TAMPA, Fla. -- Tampa Bay Buccaneers general manager Jason Licht called him the "best pure pass-rusher in the draft," and there's hope Noah Spence can one day blossom into one of the best in the NFL.

For now, the focus is on absorbing as much as he can in training camp and Thursday night, when the second-round pick will make his preseason debut in Philadelphia.

Spence will play nickel defense when veteran Robert Ayers moves inside and then the rookie can do what he does best -- lining up at right defensive end.

"You ask any of our O-lineman -- that guy's lightning off the edge," head coach Dirk Koetter said.

Quarterback Jameis Winston called him "amazing." Donovan Smith saw it back in college at Penn State when Spence was at Ohio State and the two squared off, and he sees it in practice during one-on-ones.

"His speed and his bend. I don't think I've ever seen him go down," Smith said.

That's what Spence was brought in to do, and if training camp practices serve as an indication, he should contribute right away. But he won't be playing every defensive snap. Right now, Spence is more of a pass-rush specialist, and he'll use his quick first step and his hands to get after the quarterback.

"Noah, by standards, is an undersized defensive end, but I think he plays a lot bigger than his measurable," defensive coordinator Mike Smith said. "He has a very good short punch, and he understands leverage, and he's got quickness. He can move and run around blocks at times and make some plays, and he's also got strong enough hands and punch that he can hold the point.

"We're going to have to be very careful about what we're going to ask him to do early on in the season."

In other words, the run stopping might come a little later on. It's a work in progress.

"My first couple of days, I didn't know what was going on with the run, it was all moving so fast," Spence said. "Now, it's starting to slow down a lot more for me. I'm just lining up in the right spot and things like that, being able to hold my blocks."

At 6 foot 2 and 250 pounds, Spence wins with quickness and his lower-body flexibility when rushing the passer. But against the run, it becomes a lot harder with the size game, and that makes technique paramount.

"I've just got to stay under people; I've got to use more leverage since they're always going to be bigger, taller than me," Spence said. [I've] got to get under them and try to just be more stout."

Smith likes to mix up his defensive fronts and use a number of defensive sub packages that can call for different body types.

"I think it's realistic, if [Spence] continues to progress, he's going to have an opportunity to play a whole lot of snaps. I don't think that we have 11 starters, we don't think of that," Smith said, instead preferring to look at his defense with 15 or 16 starters he can rotate.

The bottom line -- Spence is in a position to make an impact right away on a defense that hasn't finished in the top 10 in sacks since 2009. So far, the coaching staff has been pleased with his progress heading into the first preseason game.
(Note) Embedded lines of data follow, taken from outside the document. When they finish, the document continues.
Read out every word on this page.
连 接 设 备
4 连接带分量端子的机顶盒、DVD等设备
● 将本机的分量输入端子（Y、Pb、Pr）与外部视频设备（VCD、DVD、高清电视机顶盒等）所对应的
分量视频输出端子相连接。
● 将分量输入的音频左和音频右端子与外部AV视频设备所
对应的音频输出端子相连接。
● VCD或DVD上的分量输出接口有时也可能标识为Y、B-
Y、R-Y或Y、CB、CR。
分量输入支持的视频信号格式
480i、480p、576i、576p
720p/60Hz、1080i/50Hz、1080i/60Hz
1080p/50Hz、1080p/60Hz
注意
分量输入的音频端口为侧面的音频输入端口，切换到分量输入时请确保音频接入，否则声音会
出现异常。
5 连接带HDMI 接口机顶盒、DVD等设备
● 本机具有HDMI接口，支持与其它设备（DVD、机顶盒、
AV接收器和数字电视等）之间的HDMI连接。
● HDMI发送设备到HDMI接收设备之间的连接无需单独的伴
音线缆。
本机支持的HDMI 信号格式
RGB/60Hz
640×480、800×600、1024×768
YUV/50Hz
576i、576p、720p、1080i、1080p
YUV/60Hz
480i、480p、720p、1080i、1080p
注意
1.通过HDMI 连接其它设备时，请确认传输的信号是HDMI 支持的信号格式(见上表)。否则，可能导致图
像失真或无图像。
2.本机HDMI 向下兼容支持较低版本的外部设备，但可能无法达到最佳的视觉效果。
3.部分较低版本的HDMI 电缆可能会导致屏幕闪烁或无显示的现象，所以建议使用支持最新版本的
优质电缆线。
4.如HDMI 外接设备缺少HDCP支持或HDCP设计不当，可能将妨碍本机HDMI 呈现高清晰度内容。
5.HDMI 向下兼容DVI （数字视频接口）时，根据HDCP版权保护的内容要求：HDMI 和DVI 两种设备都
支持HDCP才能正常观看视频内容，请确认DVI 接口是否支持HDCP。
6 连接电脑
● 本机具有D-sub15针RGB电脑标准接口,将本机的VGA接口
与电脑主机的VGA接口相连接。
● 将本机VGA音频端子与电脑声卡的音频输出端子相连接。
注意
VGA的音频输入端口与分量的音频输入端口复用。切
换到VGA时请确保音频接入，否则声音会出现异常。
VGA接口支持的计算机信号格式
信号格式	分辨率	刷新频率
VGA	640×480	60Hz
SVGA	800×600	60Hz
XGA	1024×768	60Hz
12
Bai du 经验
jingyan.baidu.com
"[He's been] solid every day," Koetter said. "Every day the kid flashes. For a rookie, he hasn't hit any slump days, so to speak, where he's had an off day. Every day he flashes; he's got a nice motor, [and] he pushes himself hard."

It's what you'd expect from a player some talent evaluators felt was a top-five talent heading into the NFL draft but who fell because of character concerns stemming from failed drug tests at Ohio State. Spence said he is playing with a bit of a chip on his shoulder.
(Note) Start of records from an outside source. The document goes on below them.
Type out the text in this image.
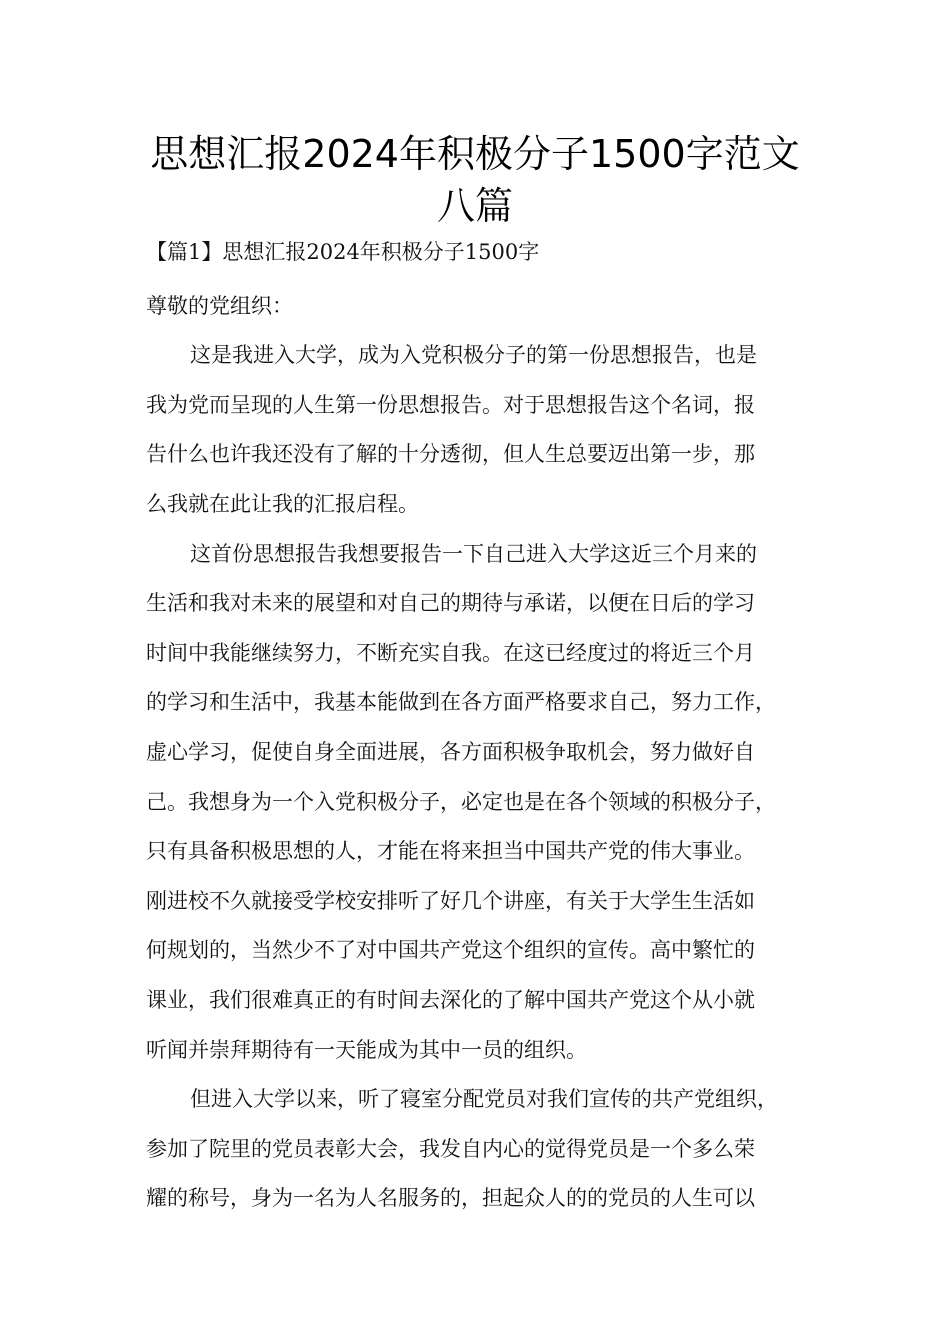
思想汇报2024年积极分子1500字范文
八篇
【篇1】思想汇报2024年积极分子1500字
尊敬的党组织：
这是我进入大学，成为入党积极分子的第一份思想报告，也是
我为党而呈现的人生第一份思想报告。对于思想报告这个名词，报
告什么也许我还没有了解的十分透彻，但人生总要迈出第一步，那
么我就在此让我的汇报启程。
这首份思想报告我想要报告一下自己进入大学这近三个月来的
生活和我对未来的展望和对自己的期待与承诺，以便在日后的学习
时间中我能继续努力，不断充实自我。在这已经度过的将近三个月
的学习和生活中，我基本能做到在各方面严格要求自己，努力工作，
虚心学习，促使自身全面进展，各方面积极争取机会，努力做好自
己。我想身为一个入党积极分子，必定也是在各个领域的积极分子，
只有具备积极思想的人，才能在将来担当中国共产党的伟大事业。
刚进校不久就接受学校安排听了好几个讲座，有关于大学生生活如
何规划的，当然少不了对中国共产党这个组织的宣传。高中繁忙的
课业，我们很难真正的有时间去深化的了解中国共产党这个从小就
听闻并崇拜期待有一天能成为其中一员的组织。
但进入大学以来，听了寝室分配党员对我们宣传的共产党组织，
参加了院里的党员表彰大会，我发自内心的觉得党员是一个多么荣
耀的称号，身为一名为人名服务的，担起众人的的党员的人生可以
"I mean, you've got to do it, you've got to have a reason to come out here and work," Spence said. "Mine is for God and then after that it's all I've been through. Then, it's just coming out here and working with other guys on the team. You've got to play with a chip or else you'll be no good."

He pushed himself hard before he got to camp with twice-daily workouts, doing on-field work and sometimes lifting with Gerald McCoy and Kourtnei Brown at the facility in the morning. In the afternoons, he'd go to a private facility and do sand work and lift, sometimes twice a day.
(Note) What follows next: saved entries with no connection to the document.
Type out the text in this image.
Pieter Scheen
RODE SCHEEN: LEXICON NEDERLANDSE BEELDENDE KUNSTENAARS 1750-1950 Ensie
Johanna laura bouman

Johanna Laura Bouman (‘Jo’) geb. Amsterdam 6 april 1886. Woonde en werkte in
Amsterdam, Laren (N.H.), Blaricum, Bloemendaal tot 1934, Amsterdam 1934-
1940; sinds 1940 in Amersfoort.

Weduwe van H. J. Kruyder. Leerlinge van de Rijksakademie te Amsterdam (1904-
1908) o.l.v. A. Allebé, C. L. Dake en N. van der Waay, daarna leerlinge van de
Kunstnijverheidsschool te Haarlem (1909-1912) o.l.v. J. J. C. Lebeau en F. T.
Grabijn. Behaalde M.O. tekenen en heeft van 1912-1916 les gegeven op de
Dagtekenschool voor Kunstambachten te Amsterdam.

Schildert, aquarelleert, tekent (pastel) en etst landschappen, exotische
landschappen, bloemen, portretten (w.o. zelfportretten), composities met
"I don't feel like, after practice, I'm extra winded like I would be," Spence said. "And just staying out here and getting used to the heat. Being from Pennsylvania and everything, I wasn't used to this when I got down here," Spence said with a laugh, noting that he'll lose up to 15 pounds of water weight in practice. "It definitely helped me, staying around here for the whole five weeks that we had off."

Thursday night's game will be right in Spence's hometown, and his phone has been active.

"My whole family is from Philly. I [was] born there. You've got, like, 50 to 100 dudes trying to come to the game," Spence said with a laugh. "I've got to narrow it down, but we're going to see. It's been blowing up, for sure!"